Marketing campaigns highlighed the opportunities available in an asset class that had almost fallen off the global investment radar screen. The more positive outlook depended on the early pick-up in the US. A 'V'-shaped recovery was expected, even into the second quarter of this year. But as this failed to materialise, projections were revised to a 'U'-shaped curve in the second half of 2001. Now, even that is being questioned.
A turnaround in the US before year end would be a bonus, but it might arrive too late to put off the coming storm. Volatility in bigger markets is again rocking smaller ones. The summer break is an extra hazard. Traders are at their desks while policymakers are generally on holiday and, in the absence of any official guidance, they assume the worst. Previously discounted factors suddenly acquire renewed (negative) force.
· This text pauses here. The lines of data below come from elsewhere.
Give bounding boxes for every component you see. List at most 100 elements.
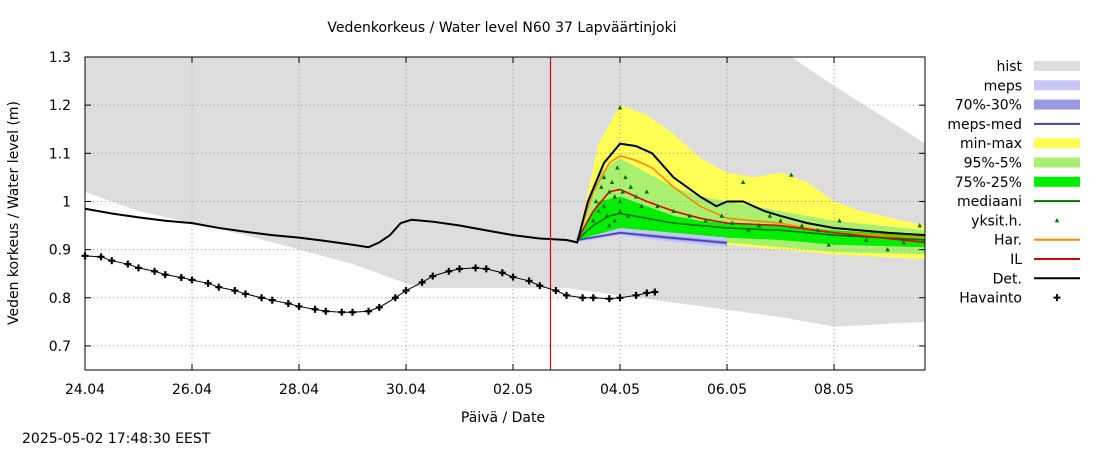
obs-point-26 [429,272,437,280]
obs-point-19 [338,308,346,316]
obs-point-33 [525,277,533,285]
x-tick-label: 04.05 [600,382,640,398]
dot-6 [604,213,609,218]
legend-label: Det. [993,271,1022,287]
line-mediaani [576,212,925,241]
legend-label: 70%-30% [955,98,1022,114]
obs-point-5 [151,267,159,275]
obs-point-28 [456,265,464,273]
dot-7 [607,189,612,194]
x-tick-label: 28.04 [279,382,319,398]
legend-item-8: yksit.h. [971,213,1060,229]
obs-point-7 [177,274,185,282]
y-tick-label: 0.8 [49,291,71,307]
dot-15 [620,189,625,194]
legend-swatch [1034,157,1080,168]
legend-swatch [1034,99,1080,110]
dot-0 [591,218,596,223]
legend-label: Har. [994,233,1022,249]
obs-point-24 [402,287,410,295]
dot-25 [687,213,692,218]
y-tick-label: 1.1 [49,146,71,162]
legend: hist meps 70%-30% meps-med min-max 95%-5% 75%-… [947,59,1080,307]
dot-20 [617,105,623,110]
legend-item-6: 75%-25% [955,175,1080,191]
x-tick-label: 08.05 [814,382,854,398]
grid-lines [84,56,925,370]
obs-point-39 [605,295,613,303]
x-tick-label: 26.04 [172,382,212,398]
legend-label: hist [996,59,1022,75]
chart-title: Vedenkorkeus / Water level N60 37 Lapvää… [327,20,676,36]
legend-label: mediaani [957,194,1022,210]
legend-item-2: 70%-30% [955,98,1080,114]
legend-item-0: hist [996,59,1080,75]
legend-label: min-max [960,136,1022,152]
dot-17 [625,213,631,218]
dot-29 [746,227,751,233]
dot-8 [607,223,612,228]
dot-35 [799,223,805,228]
obs-point-23 [391,294,399,302]
legend-swatch [1054,217,1060,223]
band-70%-30% [577,231,728,245]
dot-33 [778,218,783,223]
dot-38 [837,218,842,223]
dot-40 [863,237,869,242]
obs-point-17 [311,305,319,313]
x-tick-label: 24.04 [65,382,105,398]
obs-point-16 [295,302,303,310]
obs-point-9 [204,279,212,287]
legend-item-7: mediaani [957,194,1080,210]
series-markers [81,105,922,316]
obs-point-21 [365,307,373,315]
obs-point-38 [589,294,597,302]
legend-swatch [1034,80,1080,91]
dot-27 [719,213,724,218]
dot-11 [612,218,617,223]
y-tick-label: 1.3 [49,50,71,66]
obs-point-29 [472,264,480,272]
obs-point-4 [135,264,143,272]
dot-12 [615,165,620,170]
legend-item-9: Har. [994,233,1080,249]
obs-point-27 [445,267,453,275]
obs-point-3 [124,260,132,268]
axes: 24.04 26.04 28.04 30.04 02.05 04.05 06.05 08.05… [49,50,926,398]
obs-point-22 [375,303,383,311]
obs-point-31 [498,269,506,277]
dot-26 [703,218,708,223]
dot-31 [740,179,746,184]
obs-point-37 [579,294,587,302]
x-tick-label: 30.04 [386,382,426,398]
dot-4 [601,203,607,209]
x-tick-label: 02.05 [493,382,533,398]
legend-label: Havainto [959,291,1022,307]
forecast-bands [85,57,925,327]
dot-41 [885,247,890,252]
obs-point-1 [97,253,105,261]
timestamp: 2025-05-02 17:48:30 EEST [22,431,211,447]
obs-point-34 [536,282,544,290]
legend-item-1: meps [984,78,1080,94]
legend-label: yksit.h. [971,213,1022,229]
line-Det. [85,142,925,249]
obs-point-25 [418,278,426,286]
obs-point-8 [188,276,196,284]
obs-point-32 [509,273,517,281]
legend-item-3: meps-med [947,117,1080,133]
obs-point-15 [284,300,292,308]
obs-point-35 [552,287,560,295]
x-tick-label: 06.05 [707,382,747,398]
legend-label: meps-med [947,117,1022,133]
legend-swatch [1034,61,1080,71]
dot-5 [601,174,607,180]
line-Har. [576,154,925,241]
obs-point-14 [268,296,276,304]
dot-1 [593,198,599,204]
band-hist [85,57,925,327]
obs-point-11 [231,287,239,295]
obs-point-43 [651,288,659,296]
y-tick-label: 1.2 [49,98,71,114]
dot-18 [628,184,633,189]
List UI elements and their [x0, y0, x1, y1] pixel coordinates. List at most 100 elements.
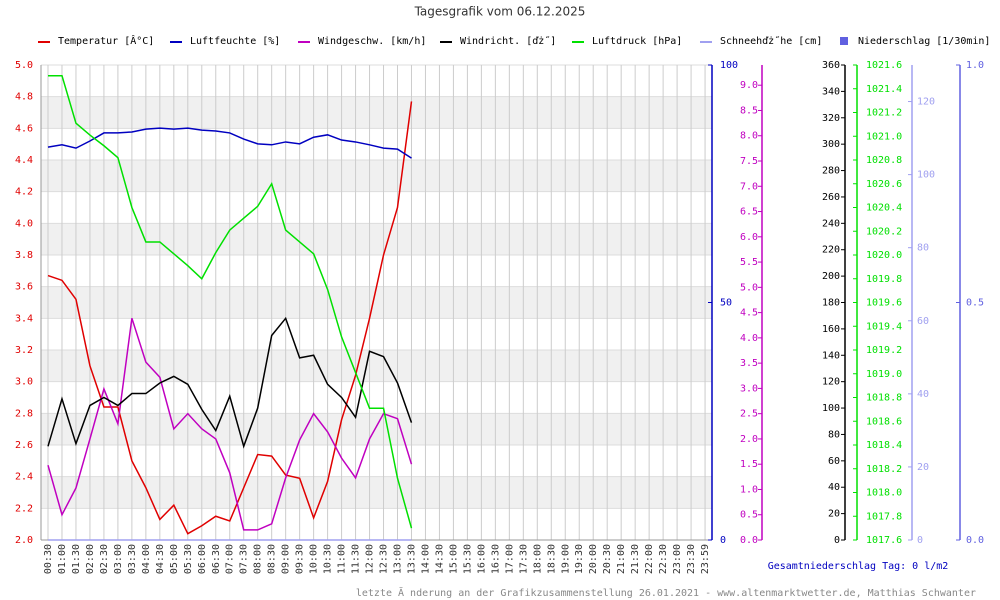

Once again, it is threatened debt default in Argentina and the looming collapse of the peso currency's peg to the US dollar, which have inflamed fears of a meltdown in emerging markets. Brazil has been punished and Mexico, which is trying to restrain its strengthening currency, has been shaken.
Contagion from Latin America, most immediately visible in the widening spreads of local debt over US Treasuries, has quickly spread to Russia and other emerging markets, some of whom have worked hard in the last 10 years to shed the second-class tag. Poland, Hungary and Turkey like to consider themselves Euro-members-in-waiting. They do not need a currency crisis as they prepare their entry bids.
It is tempting to consign the latest bout of turbulence to the 'any other business' slot at the end of the investment agenda. But in an increasingly global market, non-correlation is not what it used to be. Investors who consider themselves 'risk averse' by selling foreign holdings and buying the home market index might have to think again.